La scorsa estate ho attraversato per qualche giorno la Francia. Sono rimasto colpito da una cosa: quando arrivi in una qualunque cittadina, le prime architetture che ti saltano agli occhi sono, insieme all’Hôtel de ville e alla prefettura, il tribunale (almeno nei centri più grandi) e il Liceo. Attirano l’attenzione perché sono esteticamente inattaccabili, posizionati in punti nevralgici e sempre manutenuti ad arte. E quando ho fatto notare a un cittadino locale che lo Stato con ogni evidenza spende molti soldi per ottenere quel risultato, mi ha risposto secco: «Lei non sa che soddisfazione ho provato quando ho accompagnato mio figlio in quella scuola, quando per la prima volta l’ho visto entrarci dentro». Così ho avuto chiaro che il senso dello Stato va coltivato. A parole e nei fatti. E che sentirsi parte di un paese che ti fa percepire come tuo un istituto scolastico, aiuta a coltivare il senso civico. E che giustamente ciò che è di tutti deve essere più bello di ciò che è soltanto di qualcuno.
Poi torni in Italia e partecipi a un convegno sull’aggregazione come àncora di salvezza per l’autotrasporto nazionale (lo si racconta a p. 24). È una prospettiva impossibile da criticare, a maggior ragione se venisse fatta propria da piccole aziende impossibilitate a competere con realtà sempre più grandi e sempre più frutto di acquisizioni. I vantaggi generabili da una struttura aggregativa, infatti, sono troppo evidenti: evita di bussare alle porte delle agenzie di intermediazione; consente di recuperare la percentuale che evapora nei passaggi di subvezione per incrementare il margine di chi si assume l’onere del trasporto; genera economie di scala sotto forma di acquisti collettivi; permette di investire tali risorse in infrastrutture logistiche e digitali; aiuta a trattare con la committenza in modo più orizzontale; mette in condizione chi guida di gestire pratiche complesse, come il recupero delle accise, i rimborsi autostradali, la concessione di un credito di imposta. E l’elenco potrebbe continuare a lungo…
Eppure, l’aggregazione oggi qui da noi non incontra molta fortuna. Per quale motivo è difficile da dire. Qualcuno ritiene che le norme adottate per incoraggiarla siano state zoppe, non prevedendo sanzioni per il divieto di subvezione (oltre il primo passaggio). Qualcuno ritiene che alcune forme aggregative – prima tra tutte la cooperativa – siano ormai bruciate dal punto di vista semantico, nel senso che evocano qualcosa di poco pulito a cui si ricorre, in particolare nella logistica, per contenere il costo del lavoro a sacrificio di qualche disperato. Qualcuno ritiene, sulla scorta della lezione pandemica, che ci si metta insieme, che ci si senta parte di un tutto soltanto quando si è in tangibile difficoltà.

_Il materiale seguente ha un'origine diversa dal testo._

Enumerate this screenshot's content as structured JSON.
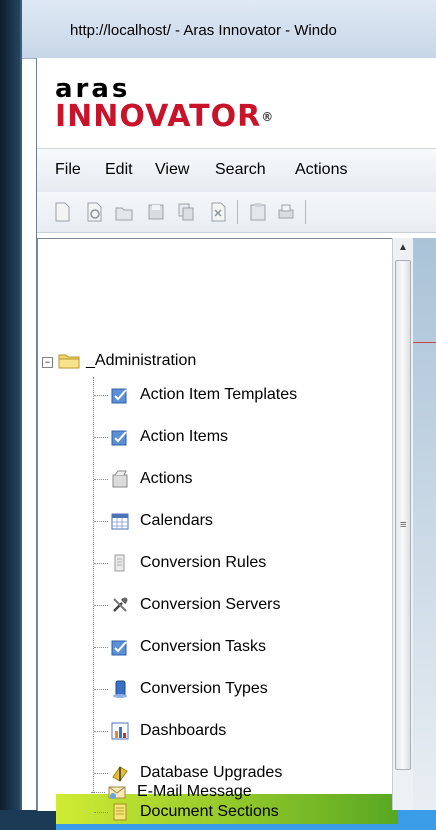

Per capire meglio bisogna chiedere al titolare di una piccola impresa il perché preferisca lavorare come subvettore di un’altra azienda più grande (che magari è subvettrice di un’altra ancora maggiore), piuttosto che diventare socio di un consorzio o di una cooperativa. La risposta è sempre quella: perché non sopporta che queste strutture aggregative tengano per sé stesse una percentuale di quanto lui fattura con il suo trasporto. Non conta se sia il 5 o il 10%, conta il fastidio che prova nel vedere una parte dei guadagni che considera propri, finire a beneficio di una struttura collettiva che fatica a percepire come propria. Che gli trovi i viaggi, che gli curi l’amministrazione, che stia dietro a tutte quelle incombenze burocratiche di cui lui a malapena conosce l’esistenza, non conta. Preferisce lavorare come quarto vettore, piuttosto che stare in cooperativa.
D’altra parte, non c’è da stupirsi: in Italia quasi il 50% dei cittadini asseconderebbe la richiesta di una prestazione professionale in nero o la mancata emissione dello scontrino non chiedendo la fattura e praticamente tutti vanno da un commercialista anche per pagare meno imposte. Salvo poi lamentarsi se i processi durano troppo, se le liste di attesa per un esame diagnostico in ospedale sono infinite o se nelle scuole cadono, oltre ai soffitti, i livelli di competenza degli insegnanti. Esattamente ciò che quel signore francese non farà mai: pagherà le tasse perché è troppo fiero della scuola che frequenta suo figlio.
D’accordo, la Francia è diventata uno Stato diversi secoli prima di noi. Ma non è che fatichiamo ad aggregarci anche perché siamo poco avvezzi a sentire come nostra la cosa pubblica?